M. de Montlosier développa avec force des opinions analogues. Il avait attaqué la centralisation sous la restauration, il la défendait aujourd'hui, parce qu'alors la liberté était menacée, tandis qu'aujourd'hui c'était la monarchie, contre laquelle surgissaient, de toutes parts, des principes subversifs. Il reprochait à l'administration de ne pas rompre assez ouvertement avec ces principes et de ne pas leur opposer des principes contraires.

Le ministre de l'intérieur déclara que la loi était mixte; forcément politique et administrative par sa nature même; fondée à la fois sur le principe de la souveraineté du peuple et de la délégation du pouvoir royal, et combinée de manière à garantir l'intérêt général et les intérêts locaux.

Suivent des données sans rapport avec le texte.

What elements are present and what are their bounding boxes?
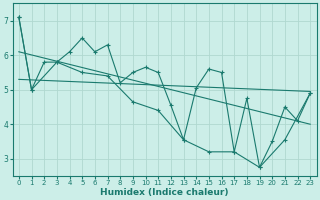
X-axis label: Humidex (Indice chaleur): Humidex (Indice chaleur)	[100, 188, 229, 197]
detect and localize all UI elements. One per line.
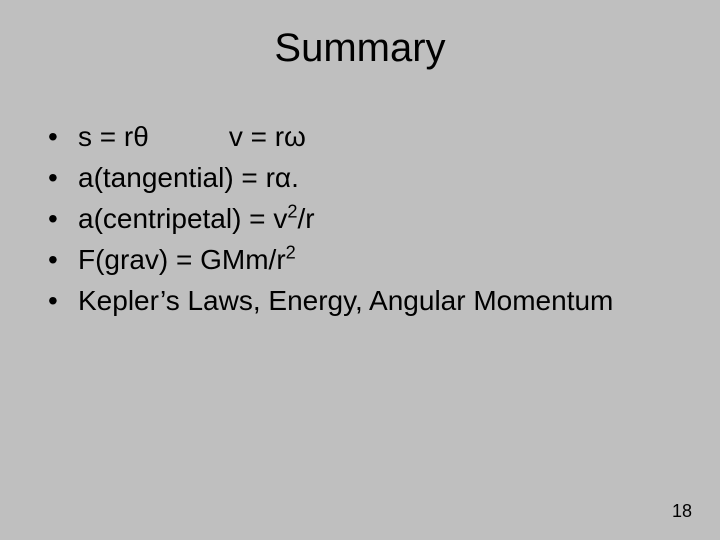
bullet-text: s = rθ — [78, 121, 149, 152]
bullet-text: a(tangential) = rα. — [78, 162, 299, 193]
bullet-item: a(tangential) = rα. — [48, 160, 672, 195]
slide-title: Summary — [0, 0, 720, 81]
bullet-text: Kepler’s Laws, Energy, Angular Momentum — [78, 285, 613, 316]
superscript: 2 — [287, 202, 297, 222]
bullet-item: a(centripetal) = v2/r — [48, 201, 672, 236]
bullet-list: s = rθ v = rω a(tangential) = rα. a(centr… — [0, 81, 720, 318]
bullet-item: s = rθ v = rω — [48, 119, 672, 154]
bullet-item: F(grav) = GMm/r2 — [48, 242, 672, 277]
superscript: 2 — [286, 243, 296, 263]
bullet-item: Kepler’s Laws, Energy, Angular Momentum — [48, 283, 672, 318]
slide: Summary s = rθ v = rω a(tangential) = rα.… — [0, 0, 720, 540]
bullet-text: a(centripetal) = v — [78, 203, 287, 234]
page-number: 18 — [672, 501, 692, 522]
bullet-text: F(grav) = GMm/r — [78, 244, 286, 275]
bullet-text: /r — [297, 203, 314, 234]
bullet-text: v = rω — [229, 121, 306, 152]
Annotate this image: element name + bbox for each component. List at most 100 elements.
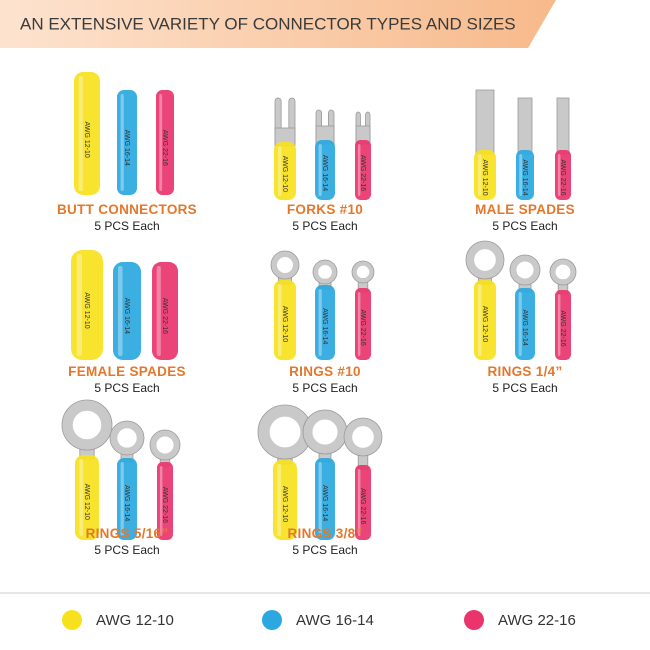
legend-dot bbox=[262, 610, 282, 630]
awg-print: AWG 12-10 bbox=[83, 121, 90, 157]
connector-group: AWG 12-10 AWG 16-14 AWG 22-16 bbox=[71, 250, 178, 360]
awg-print: AWG 16-14 bbox=[321, 485, 328, 521]
ring-edge bbox=[109, 420, 145, 456]
ring-eye bbox=[258, 405, 312, 459]
spade-tab bbox=[475, 89, 495, 155]
body-highlight bbox=[277, 464, 282, 536]
body-highlight bbox=[120, 462, 124, 536]
item-quantity: 5 PCS Each bbox=[292, 219, 357, 233]
legend-dot bbox=[62, 610, 82, 630]
connector-body bbox=[75, 455, 99, 540]
item-name: RINGS 1/4” bbox=[487, 364, 562, 379]
item-name: FEMALE SPADES bbox=[68, 364, 186, 379]
ring-edge bbox=[343, 417, 383, 457]
awg-print: AWG 16-14 bbox=[521, 159, 528, 195]
ring-eye bbox=[352, 261, 374, 283]
connector-body bbox=[315, 285, 335, 360]
connector-body bbox=[355, 140, 371, 200]
item-quantity: 5 PCS Each bbox=[292, 381, 357, 395]
ring-eye bbox=[466, 241, 504, 279]
awg-print: AWG 12-10 bbox=[83, 292, 90, 328]
awg-print: AWG 16-14 bbox=[321, 155, 328, 191]
awg-print: AWG 16-14 bbox=[123, 130, 130, 166]
connector-body bbox=[274, 142, 296, 200]
awg-print: AWG 12-10 bbox=[281, 306, 288, 342]
body-highlight bbox=[519, 154, 523, 196]
awg-print: AWG 12-10 bbox=[83, 484, 90, 520]
awg-print: AWG 16-14 bbox=[123, 485, 130, 521]
ring-edge bbox=[61, 399, 113, 451]
item-quantity: 5 PCS Each bbox=[94, 381, 159, 395]
item-quantity: 5 PCS Each bbox=[94, 543, 159, 557]
awg-print: AWG 22-16 bbox=[559, 159, 566, 195]
awg-print: AWG 16-14 bbox=[321, 308, 328, 344]
ring-eye bbox=[150, 430, 180, 460]
connector-body bbox=[555, 290, 571, 360]
awg-print: AWG 22-16 bbox=[559, 310, 566, 346]
legend-label: AWG 12-10 bbox=[96, 612, 174, 629]
item-quantity: 5 PCS Each bbox=[492, 381, 557, 395]
connector-body bbox=[74, 72, 100, 195]
connector-body bbox=[474, 150, 496, 200]
awg-print: AWG 12-10 bbox=[481, 306, 488, 342]
ring-eye bbox=[344, 418, 382, 456]
ring-edge bbox=[312, 259, 338, 285]
body-highlight bbox=[120, 94, 124, 191]
connector-body bbox=[274, 280, 296, 360]
ring-edge bbox=[465, 240, 505, 280]
header-title: AN EXTENSIVE VARIETY OF CONNECTOR TYPES … bbox=[20, 14, 516, 33]
connector-body bbox=[355, 288, 371, 360]
body-highlight bbox=[357, 144, 361, 196]
item-name: BUTT CONNECTORS bbox=[57, 202, 197, 217]
item-name: RINGS #10 bbox=[289, 364, 361, 379]
ring-edge bbox=[549, 258, 577, 286]
awg-print: AWG 12-10 bbox=[281, 156, 288, 192]
connector-body bbox=[355, 465, 371, 540]
connector-body bbox=[117, 458, 137, 540]
connector-body bbox=[113, 262, 141, 360]
item-name: RINGS 3/8” bbox=[287, 526, 362, 541]
connector-group: AWG 12-10 AWG 16-14 AWG 22-16 bbox=[257, 404, 383, 540]
ring-eye bbox=[313, 260, 337, 284]
connector-body bbox=[71, 250, 103, 360]
awg-print: AWG 12-10 bbox=[281, 486, 288, 522]
connector-body bbox=[555, 150, 571, 200]
connector-body bbox=[474, 280, 496, 360]
ring-eye bbox=[110, 421, 144, 455]
ring-eye bbox=[62, 400, 112, 450]
body-highlight bbox=[277, 284, 282, 356]
awg-print: AWG 16-14 bbox=[123, 298, 130, 334]
body-highlight bbox=[357, 469, 361, 536]
ring-edge bbox=[149, 429, 181, 461]
body-highlight bbox=[76, 254, 82, 356]
awg-print: AWG 22-16 bbox=[161, 298, 168, 334]
body-highlight bbox=[477, 154, 482, 196]
awg-print: AWG 22-16 bbox=[359, 155, 366, 191]
connector-body bbox=[515, 288, 535, 360]
body-highlight bbox=[357, 292, 361, 356]
connector-group: AWG 12-10 AWG 16-14 AWG 22-16 bbox=[474, 89, 571, 200]
item-quantity: 5 PCS Each bbox=[94, 219, 159, 233]
awg-print: AWG 22-16 bbox=[161, 487, 168, 523]
ring-edge bbox=[351, 260, 375, 284]
body-highlight bbox=[557, 154, 561, 196]
spade-tab bbox=[517, 97, 533, 155]
legend-label: AWG 16-14 bbox=[296, 612, 374, 629]
body-highlight bbox=[159, 466, 163, 536]
connector-body bbox=[315, 458, 335, 540]
awg-print: AWG 22-16 bbox=[359, 488, 366, 524]
body-highlight bbox=[277, 146, 282, 196]
connector-body bbox=[273, 460, 297, 540]
body-highlight bbox=[159, 94, 163, 191]
body-highlight bbox=[318, 289, 322, 356]
connector-body bbox=[315, 140, 335, 200]
body-highlight bbox=[318, 144, 322, 196]
item-quantity: 5 PCS Each bbox=[292, 543, 357, 557]
ring-eye bbox=[550, 259, 576, 285]
item-name: MALE SPADES bbox=[475, 202, 575, 217]
legend-dot bbox=[464, 610, 484, 630]
item-quantity: 5 PCS Each bbox=[492, 219, 557, 233]
body-highlight bbox=[518, 292, 522, 356]
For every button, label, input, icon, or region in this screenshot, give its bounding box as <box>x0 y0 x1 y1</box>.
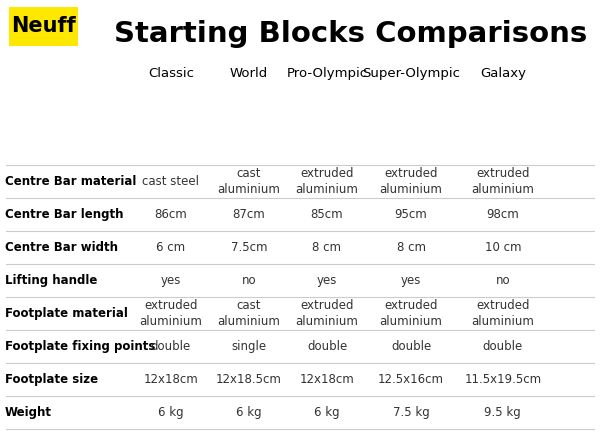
Text: no: no <box>496 274 510 287</box>
Bar <box>9 7 78 46</box>
Text: extruded
aluminium: extruded aluminium <box>472 167 534 196</box>
Text: 12x18.5cm: 12x18.5cm <box>216 373 282 386</box>
Text: 9.5 kg: 9.5 kg <box>484 406 521 419</box>
Text: 87cm: 87cm <box>233 208 265 221</box>
Text: double: double <box>151 340 191 353</box>
Text: 6 kg: 6 kg <box>158 406 184 419</box>
Text: Centre Bar width: Centre Bar width <box>5 241 118 254</box>
Text: 6 kg: 6 kg <box>236 406 262 419</box>
Text: no: no <box>242 274 256 287</box>
Text: 6 kg: 6 kg <box>314 406 340 419</box>
Text: 12.5x16cm: 12.5x16cm <box>378 373 444 386</box>
Text: Footplate size: Footplate size <box>5 373 98 386</box>
Text: 11.5x19.5cm: 11.5x19.5cm <box>464 373 541 386</box>
Text: yes: yes <box>161 274 181 287</box>
Text: 95cm: 95cm <box>395 208 427 221</box>
Text: 10 cm: 10 cm <box>485 241 521 254</box>
Text: 7.5cm: 7.5cm <box>231 241 267 254</box>
Text: Footplate material: Footplate material <box>5 307 128 320</box>
Text: 7.5 kg: 7.5 kg <box>392 406 430 419</box>
Text: cast steel: cast steel <box>142 175 199 188</box>
Text: extruded
aluminium: extruded aluminium <box>472 299 534 328</box>
Text: 8 cm: 8 cm <box>397 241 425 254</box>
Text: yes: yes <box>317 274 337 287</box>
Text: extruded
aluminium: extruded aluminium <box>296 167 358 196</box>
Text: Super-Olympic: Super-Olympic <box>362 67 460 80</box>
Text: Weight: Weight <box>5 406 52 419</box>
Text: cast
aluminium: cast aluminium <box>218 299 280 328</box>
Text: Lifting handle: Lifting handle <box>5 274 97 287</box>
Text: Neuff: Neuff <box>11 16 76 36</box>
Text: extruded
aluminium: extruded aluminium <box>380 299 442 328</box>
Text: Footplate fixing points: Footplate fixing points <box>5 340 155 353</box>
Text: World: World <box>230 67 268 80</box>
Text: Starting Blocks Comparisons: Starting Blocks Comparisons <box>115 20 587 48</box>
Text: 98cm: 98cm <box>487 208 519 221</box>
Text: 8 cm: 8 cm <box>313 241 341 254</box>
Text: 6 cm: 6 cm <box>157 241 185 254</box>
Text: 85cm: 85cm <box>311 208 343 221</box>
Text: extruded
aluminium: extruded aluminium <box>296 299 358 328</box>
Text: Classic: Classic <box>148 67 194 80</box>
Text: double: double <box>482 340 523 353</box>
Text: extruded
aluminium: extruded aluminium <box>140 299 202 328</box>
Text: single: single <box>232 340 266 353</box>
Text: Centre Bar material: Centre Bar material <box>5 175 136 188</box>
Text: 12x18cm: 12x18cm <box>143 373 199 386</box>
Text: double: double <box>391 340 431 353</box>
Text: Pro-Olympic: Pro-Olympic <box>286 67 368 80</box>
Text: 12x18cm: 12x18cm <box>299 373 355 386</box>
Text: extruded
aluminium: extruded aluminium <box>380 167 442 196</box>
Text: double: double <box>307 340 347 353</box>
Text: yes: yes <box>401 274 421 287</box>
Text: Galaxy: Galaxy <box>480 67 526 80</box>
Text: cast
aluminium: cast aluminium <box>218 167 280 196</box>
Text: Centre Bar length: Centre Bar length <box>5 208 124 221</box>
Text: 86cm: 86cm <box>155 208 187 221</box>
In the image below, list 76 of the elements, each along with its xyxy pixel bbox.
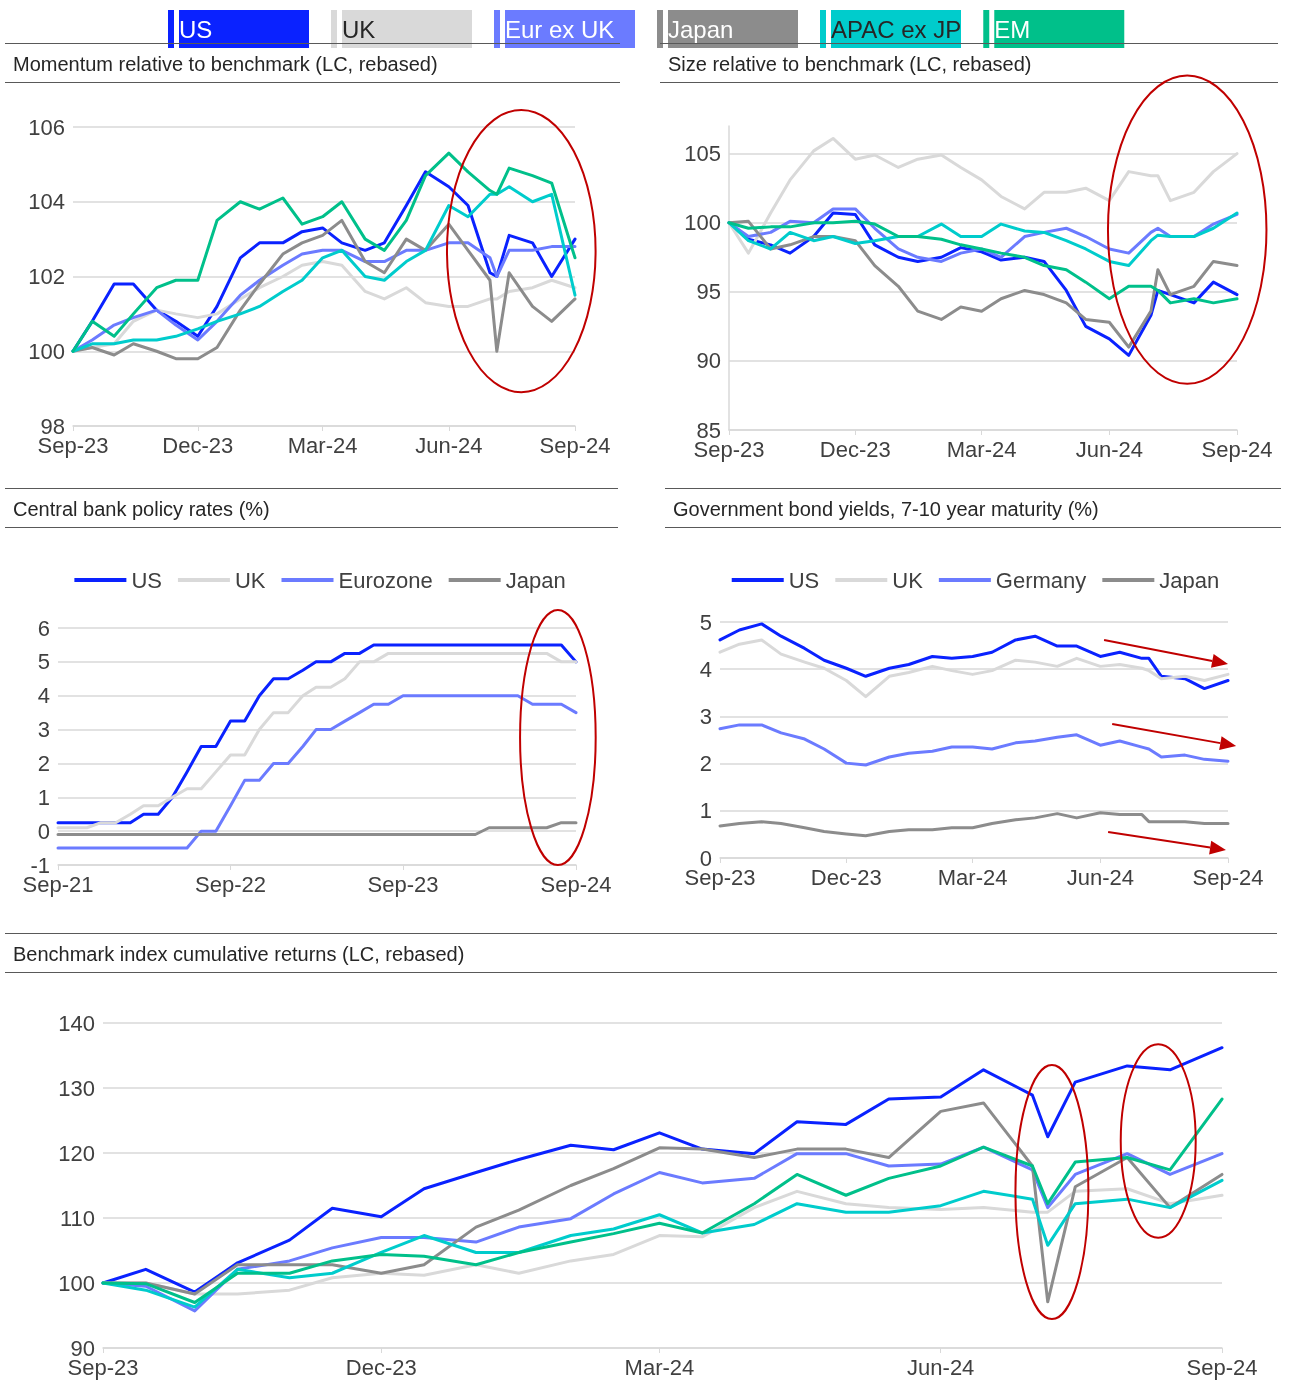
- y-tick-label: 106: [28, 114, 65, 140]
- y-tick-label: 95: [696, 279, 721, 305]
- chart-title: Size relative to benchmark (LC, rebased): [660, 43, 1278, 83]
- x-tick-label: Sep-24: [1186, 1354, 1258, 1380]
- line-series: [101, 1046, 1224, 1294]
- legend-label: Eurozone: [338, 567, 433, 593]
- legend-label: UK: [342, 15, 376, 43]
- y-tick-label: 104: [28, 189, 65, 215]
- x-tick-label: Sep-22: [195, 871, 266, 897]
- chart-title: Central bank policy rates (%): [5, 488, 618, 528]
- y-tick-label: 90: [70, 1335, 95, 1361]
- y-tick-label: 1: [699, 798, 712, 824]
- y-tick-label: 1: [37, 784, 50, 810]
- x-tick-label: Jun-24: [415, 432, 483, 458]
- y-tick-label: 2: [37, 750, 50, 776]
- x-tick-label: Mar-24: [624, 1354, 695, 1380]
- y-tick-label: 102: [28, 264, 65, 289]
- y-tick-label: -1: [30, 852, 50, 878]
- y-tick-label: 0: [37, 818, 50, 844]
- y-tick-label: 90: [696, 348, 721, 374]
- legend-label: US: [788, 567, 820, 593]
- x-tick-label: Sep-23: [367, 871, 439, 897]
- y-tick-label: 130: [58, 1075, 95, 1101]
- x-tick-label: Sep-24: [1201, 436, 1273, 462]
- y-tick-label: 100: [684, 210, 721, 236]
- y-tick-label: 2: [699, 751, 712, 777]
- y-tick-label: 98: [40, 413, 65, 439]
- line-series: [718, 638, 1230, 699]
- legend-label: Japan: [668, 15, 734, 43]
- y-tick-label: 100: [58, 1270, 95, 1296]
- y-tick-label: 0: [699, 845, 712, 871]
- legend-label: UK: [234, 567, 266, 593]
- legend-label: US: [179, 15, 213, 43]
- y-tick-label: 4: [37, 683, 50, 709]
- x-tick-label: Dec-23: [819, 436, 891, 462]
- y-tick-label: 4: [699, 656, 712, 682]
- x-tick-label: Dec-23: [810, 864, 882, 890]
- line-series: [727, 219, 1239, 305]
- x-tick-label: Mar-24: [287, 432, 358, 458]
- legend-label: Japan: [505, 567, 566, 593]
- chart-title: Government bond yields, 7-10 year maturity (%): [665, 488, 1281, 528]
- x-tick-label: Jun-24: [1075, 436, 1143, 462]
- line-series: [101, 1178, 1224, 1309]
- x-tick-label: Jun-24: [1066, 864, 1134, 890]
- y-tick-label: 100: [28, 338, 65, 364]
- chart-title: Benchmark index cumulative returns (LC, rebased): [5, 933, 1277, 973]
- y-tick-label: 6: [37, 615, 50, 641]
- legend-label: APAC ex JP: [831, 15, 962, 43]
- x-tick-label: Mar-24: [937, 864, 1008, 890]
- y-tick-label: 3: [37, 717, 50, 743]
- y-tick-label: 110: [59, 1205, 95, 1231]
- y-tick-label: 5: [699, 609, 712, 635]
- x-tick-label: Sep-24: [540, 871, 612, 897]
- y-tick-label: 3: [699, 703, 712, 729]
- x-tick-label: Jun-24: [907, 1354, 975, 1380]
- y-tick-label: 5: [37, 649, 50, 675]
- x-tick-label: Dec-23: [162, 432, 234, 458]
- y-tick-label: 140: [58, 1010, 95, 1036]
- x-tick-label: Sep-24: [539, 432, 611, 458]
- legend-label: Japan: [1159, 567, 1220, 593]
- legend-label: Germany: [995, 567, 1087, 593]
- x-tick-label: Dec-23: [345, 1354, 417, 1380]
- legend-label: EM: [994, 15, 1031, 43]
- chart-title: Momentum relative to benchmark (LC, rebased): [5, 43, 620, 83]
- line-series: [56, 694, 578, 850]
- y-tick-label: 85: [696, 417, 721, 443]
- legend-label: Eur ex UK: [505, 15, 615, 43]
- line-series: [718, 622, 1230, 691]
- legend-label: UK: [892, 567, 924, 593]
- x-tick-label: Sep-24: [1192, 864, 1264, 890]
- line-series: [718, 811, 1230, 838]
- y-tick-label: 105: [684, 141, 721, 167]
- line-series: [718, 723, 1230, 767]
- y-tick-label: 120: [58, 1140, 95, 1166]
- legend-label: US: [131, 567, 162, 593]
- x-tick-label: Mar-24: [946, 436, 1017, 462]
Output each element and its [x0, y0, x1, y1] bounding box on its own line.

Nous avons déjà indiqué les points sur lesquels devait porter principalement la délibération : l'élection par cantons, le droit d'éligibilité rendu aux membres du clergé (par amendement de la commission), et la nomination des conseillers-généraux attribuée au roi (par amendement de M. le comte Roederer).

La question du mode d'élection mettait trois systèmes en présence celui du gouvernement, qui réglait le nombre variable des membres du conseil-général par un tableau annexé à la loi ; celui de la Chambre des députés, qui, donnant à chaque canton un représentant au conseil-général, posait le chiffre 60 pour maximum du nombre des con-.. seillers; enfin celui de la commission des pairs qui, accordant également à chaque canton un représentant, posait 40 comme maximum, plusieurs cantons devant se réunir pour une seule élection dans les départemens qui en comptaient

plus de quarante. Une longue discussion s'établit sur ce point capital. Le ministre de l'intérieur adopta la proposition de la commission, en substituant seulement le maximum de 36 à celui de 40 qu'il trouvait trop large. Presque toutes les opinions exprimées à la tribune semblèrent conçues dans le même esprit, et la plupart des amendemens tendirent à resserrer plutôt qu'à étendre le chiffre de la commission, chiffre qu'elle abandonna elle-même pour accepter celui du ministre. Enfin la Chambre, par une sorte de transaction entre le premier maximum de la commission et le nombre limitatif de 24, proposé par M. de Montalivet et combattu par le ministre de l'intérieur, comme inférieur à celui que M. de Martignac avait posé sous la restauration, statua sur la proposition de M. de Fréville, que les conseils-généraux seraient au plus composés de 30 membres.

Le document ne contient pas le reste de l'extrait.